| [Main](index.ipynb) | [Part 2: Basic Exploration](spotify_2_basic_exploration.ipynb) >

---

# Data Scraping and Wrangling

To begin our project, we first need to collect some data. We'll scrape a large number of music tracks (and their corresponding metrics) from [Spotify](https://www.spotify.com/), using their [Web API](https://developer.spotify.com/web-api/). To interface with this API, we'll use the convenient [spotipy](https://github.com/plamere/spotipy) Python library.

We'll pull in tracks from [my personal Spotify library](https://open.spotify.com/user/nxbrnt/playlist/1ypVHzjgXq07PwQR7SBcGU?si=d56V5YZ-Q1y4FhiWzXN0gg) (~6000 tracks), and from the [Billboard Year-End Hot 100](https://en.wikipedia.org/wiki/Billboard_Hot_100) for every year since 1960 (~6000 tracks).

We'll then filter, merge, and wrangle this data into a [pandas](https://pandas.pydata.org/) dataframe that is well-suited for exploration and &mdash; later &mdash; *classification*.

*All of the prototyping and data exploration that went into the design of these scraping and wrangling functions is omitted here, but their functionality is discussed thoroughly as they are introduced below.*

---

First, let's do some standard imports, configure pandas to show more columns, and load in our API keys.
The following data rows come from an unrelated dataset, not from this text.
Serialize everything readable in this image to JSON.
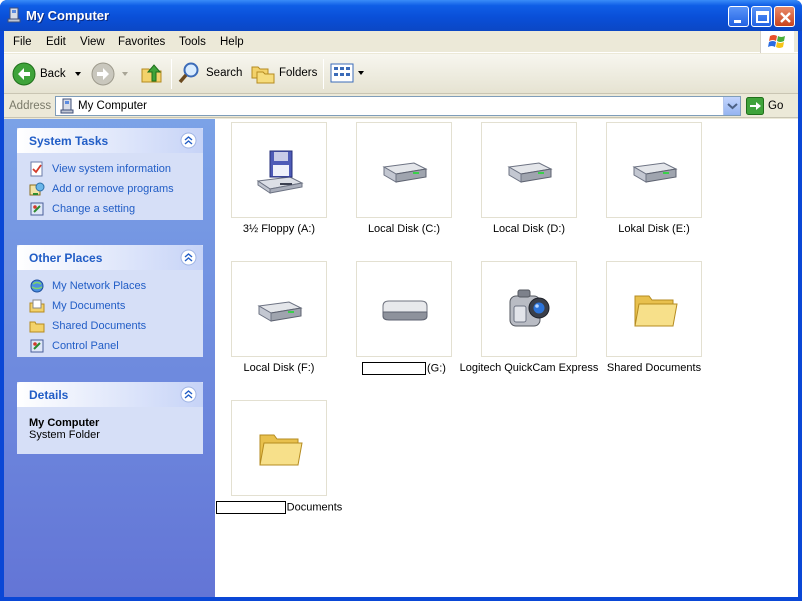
{
  "window": {
    "title": "My Computer"
  },
  "menu": [
    "File",
    "Edit",
    "View",
    "Favorites",
    "Tools",
    "Help"
  ],
  "toolbar": {
    "back": "Back",
    "search": "Search",
    "folders": "Folders"
  },
  "address": {
    "label": "Address",
    "value": "My Computer",
    "go": "Go"
  },
  "panels": {
    "system_tasks": {
      "title": "System Tasks",
      "items": [
        "View system information",
        "Add or remove programs",
        "Change a setting"
      ]
    },
    "other_places": {
      "title": "Other Places",
      "items": [
        "My Network Places",
        "My Documents",
        "Shared Documents",
        "Control Panel"
      ]
    },
    "details": {
      "title": "Details",
      "name": "My Computer",
      "sub": "System Folder"
    }
  },
  "items": [
    {
      "label": "3½ Floppy (A:)",
      "icon": "floppy-drive-icon"
    },
    {
      "label": "Local Disk (C:)",
      "icon": "hard-disk-icon"
    },
    {
      "label": "Local Disk (D:)",
      "icon": "hard-disk-icon"
    },
    {
      "label": "Lokal Disk (E:)",
      "icon": "hard-disk-icon"
    },
    {
      "label": "Local Disk (F:)",
      "icon": "hard-disk-icon"
    },
    {
      "label": "(G:)",
      "icon": "removable-disk-icon"
    },
    {
      "label": "Logitech QuickCam Express",
      "icon": "webcam-icon"
    },
    {
      "label": "Shared Documents",
      "icon": "folder-icon"
    },
    {
      "label": "Documents",
      "icon": "folder-icon"
    }
  ]
}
To add in your own API keys, add them to keys.py, or create secret_keys.py and add them there.

In [1]:
import numpy as np
import pandas as pd
import spotipy
import spotipy.util as util

pd.options.display.max_columns = 50

#Load Spotify API keys
from keys import *

# Authorization

Now, we need to obtain an authorization token from Spotify using spotipy.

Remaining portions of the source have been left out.